De welstandscommissie heeft er geen blijk van gegeven dat zij het bouwplan hieraan heeft getoetst. Een goede analyse zoals voorgeschreven ontbreekt. De voorzieningenrechter is van oordeel dat het welstandsadvies, zoals dat tijdens het bezwaar is aangevuld, niet in overeenstemming met verweerders beleid zoals neergelegd in de Nota Architectuur & Welstand 2004.
Verder is de voorzieningenrechter van oordeel dat verweerder door zich uitsluitend te verlaten op het advies van de welstandscommissie, zonder zich voldoende rekenschap te geven van het door een deskundige gegeven tegenadvies niet zorgvuldig heeft gehandeld.
Samenvattend concludeert de voorzieningenrechter dat verweerder naar alle waarschijnlijkheid niet bevoegd is toepassing te geven aan artikel 19, tweede lid, van de WRO en indien hij dat wel is de vereiste ruimtelijke onderbouwing onvoldoende is. Daarnaast is de welstandseis onvoldoende zorgvuldig en in strijd met verweerders eigen beleid beoordeeld. Hieruit volgt dat aan het bestreden besluit zodanige gebreken kleven dat het in bezwaar naar verwachting niet in stand zal blijven, zodat er aanleiding is voor het treffen van een voorlopige voorziening.

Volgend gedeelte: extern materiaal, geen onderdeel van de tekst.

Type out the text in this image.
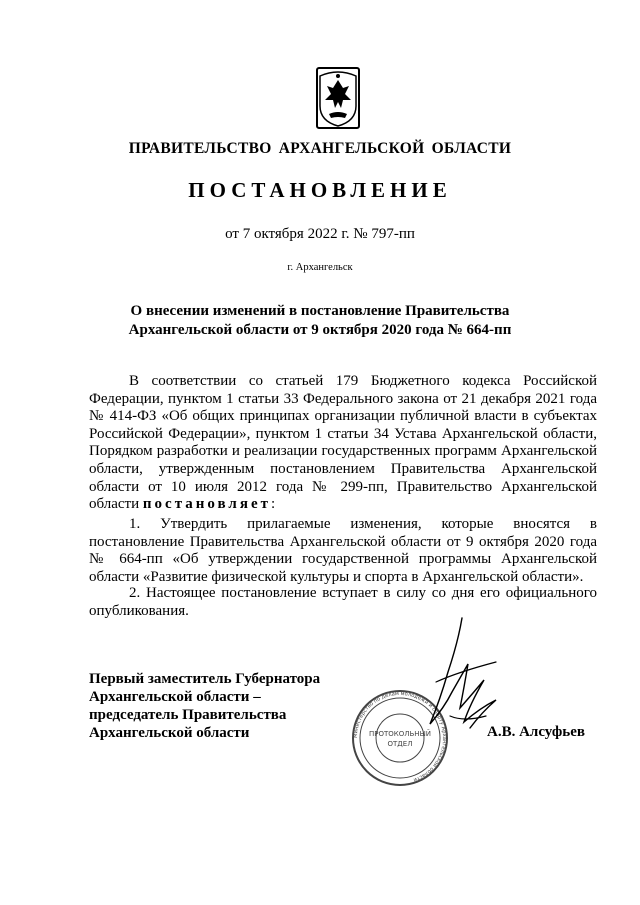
ПРАВИТЕЛЬСТВО АРХАНГЕЛЬСКОЙ ОБЛАСТИ
ПОСТАНОВЛЕНИЕ
от 7 октября 2022 г. № 797-пп
г. Архангельск
О внесении изменений в постановление Правительства
Архангельской области от 9 октября 2020 года № 664-пп
В соответствии со статьей 179 Бюджетного кодекса Российской Федерации, пунктом 1 статьи 33 Федерального закона от 21 декабря 2021 года № 414-ФЗ «Об общих принципах организации публичной власти в субъектах Российской Федерации», пунктом 1 статьи 34 Устава Архангельской области, Порядком разработки и реализации государственных программ Архангельской области, утвержденным постановлением Правительства Архангельской области от 10 июля 2012 года № 299-пп, Правительство Архангельской области постановляет:
1. Утвердить прилагаемые изменения, которые вносятся в постановление Правительства Архангельской области от 9 октября 2020 года № 664-пп «Об утверждении государственной программы Архангельской области «Развитие физической культуры и спорта в Архангельской области».
2. Настоящее постановление вступает в силу со дня его официального опубликования.
Первый заместитель Губернатора
Архангельской области –
председатель Правительства
Архангельской области	Министерство по делам молодежи и спорту Архангельской области
ПРОТОКОЛЬНЫЙ
ОТДЕЛ
А.В. Алсуфьев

De voorzieningenrechter ziet aanleiding met toepassing van artikel 8:82, vierde lid, van de Awb te bepalen dat het door verzoeker betaalde griffierecht van € 138,00 door de gemeente Schiedam wordt vergoed.

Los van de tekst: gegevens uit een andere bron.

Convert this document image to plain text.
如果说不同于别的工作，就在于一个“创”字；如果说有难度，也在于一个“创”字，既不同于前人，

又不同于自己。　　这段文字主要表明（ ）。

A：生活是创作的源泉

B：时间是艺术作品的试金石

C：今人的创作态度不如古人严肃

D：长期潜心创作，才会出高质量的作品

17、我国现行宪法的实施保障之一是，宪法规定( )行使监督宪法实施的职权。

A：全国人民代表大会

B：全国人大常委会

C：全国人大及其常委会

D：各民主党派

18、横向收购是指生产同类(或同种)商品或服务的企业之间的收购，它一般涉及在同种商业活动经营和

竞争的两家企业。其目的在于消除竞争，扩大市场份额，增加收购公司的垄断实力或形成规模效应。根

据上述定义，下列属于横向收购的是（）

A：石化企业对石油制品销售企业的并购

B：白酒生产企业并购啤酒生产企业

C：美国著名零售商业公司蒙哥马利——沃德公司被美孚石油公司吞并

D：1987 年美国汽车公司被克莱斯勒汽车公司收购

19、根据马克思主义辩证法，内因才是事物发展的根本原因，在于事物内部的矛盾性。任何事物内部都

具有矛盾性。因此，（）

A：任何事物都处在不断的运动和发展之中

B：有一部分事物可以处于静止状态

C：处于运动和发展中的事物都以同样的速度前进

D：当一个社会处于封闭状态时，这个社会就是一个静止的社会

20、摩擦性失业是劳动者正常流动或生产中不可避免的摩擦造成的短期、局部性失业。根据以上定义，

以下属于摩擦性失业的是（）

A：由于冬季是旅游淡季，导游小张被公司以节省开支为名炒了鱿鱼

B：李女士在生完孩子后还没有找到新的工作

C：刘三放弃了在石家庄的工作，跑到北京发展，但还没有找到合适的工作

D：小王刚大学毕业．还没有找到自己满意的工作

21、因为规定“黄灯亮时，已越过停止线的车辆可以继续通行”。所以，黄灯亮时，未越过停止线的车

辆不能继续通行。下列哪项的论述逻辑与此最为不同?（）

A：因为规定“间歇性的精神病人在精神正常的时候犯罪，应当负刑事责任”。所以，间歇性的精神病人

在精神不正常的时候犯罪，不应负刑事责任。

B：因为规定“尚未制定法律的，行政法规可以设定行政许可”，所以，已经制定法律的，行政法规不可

De voorzieningenrechter ziet aanleiding verweerder te veroordelen in de kosten die verzoeker in verband met de behandeling van het verzoek tot aan deze uitspraak redelijkerwijs heeft moeten maken. De voorzieningenrechter bepaalt de proceskosten op € 644,00 aan kosten van door een derde beroepsmatig verleende rechtsbijstand. Van overige kosten waarop een veroordeling in de proceskosten betrekking kan hebben, is de voorzieningenrechter niet gebleken.
Gelet op het voorgaande wordt als volgt beslist.

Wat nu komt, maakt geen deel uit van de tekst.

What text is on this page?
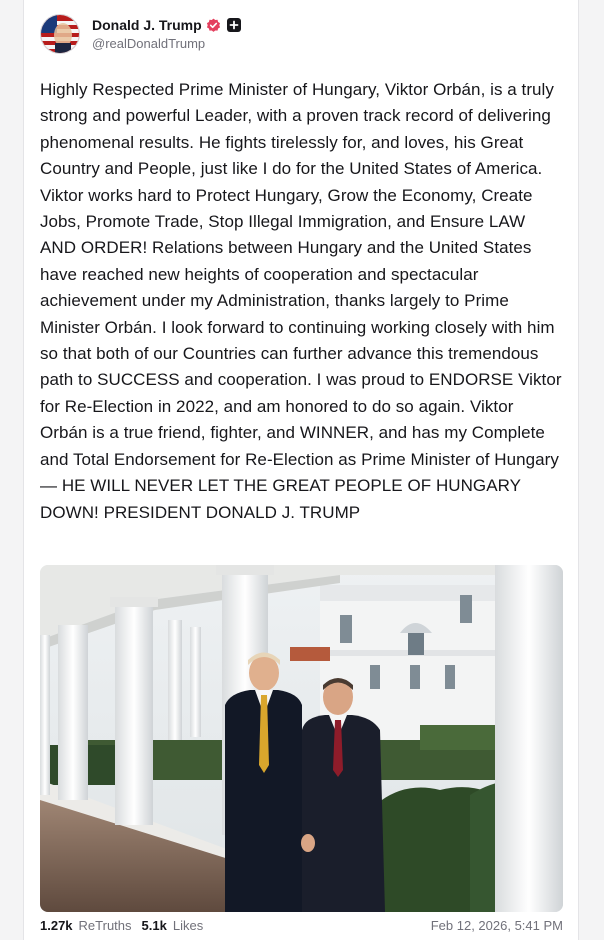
Donald J. Trump
@realDonaldTrump

Highly Respected Prime Minister of Hungary, Viktor Orbán, is a truly strong and powerful Leader, with a proven track record of delivering phenomenal results. He fights tirelessly for, and loves, his Great Country and People, just like I do for the United States of America. Viktor works hard to Protect Hungary, Grow the Economy, Create Jobs, Promote Trade, Stop Illegal Immigration, and Ensure LAW AND ORDER! Relations between Hungary and the United States have reached new heights of cooperation and spectacular achievement under my Administration, thanks largely to Prime Minister Orbán. I look forward to continuing working closely with him so that both of our Countries can further advance this tremendous path to SUCCESS and cooperation. I was proud to ENDORSE Viktor for Re-Election in 2022, and am honored to do so again. Viktor Orbán is a true friend, fighter, and WINNER, and has my Complete and Total Endorsement for Re-Election as Prime Minister of Hungary — HE WILL NEVER LET THE GREAT PEOPLE OF HUNGARY DOWN! PRESIDENT DONALD J. TRUMP

1.27k ReTruths 5.1k Likes	Feb 12, 2026, 5:41 PM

wijst het verzoek om voorlopige voorziening toe, in die zin dat het besluit van verweerder van 31 maart 2005 waarbij bouwvergunning eerste fase is verleend wordt geschorst tot en met zes weken na de bekendmaking van de beslissing op het bezwaar tegen de bouwvergunning eerste fase,
bepaalt dat de gemeente Schiedam aan verzoeker het door hem betaalde griffierecht van € 138,00 vergoedt,
veroordeelt verweerder in de proceskosten tot een bedrag van € 644,00 en wijst de gemeente Schiedam aan als de rechtspersoon die deze kosten aan verzoeker moet vergoeden.
Deze uitspraak is gedaan door mr. E. Houweling als voorzieningenrechter.
De beslissing is, in tegenwoordigheid van M.B. van Zantvoort als griffier, uitgesproken in het openbaar op 6 december 2005.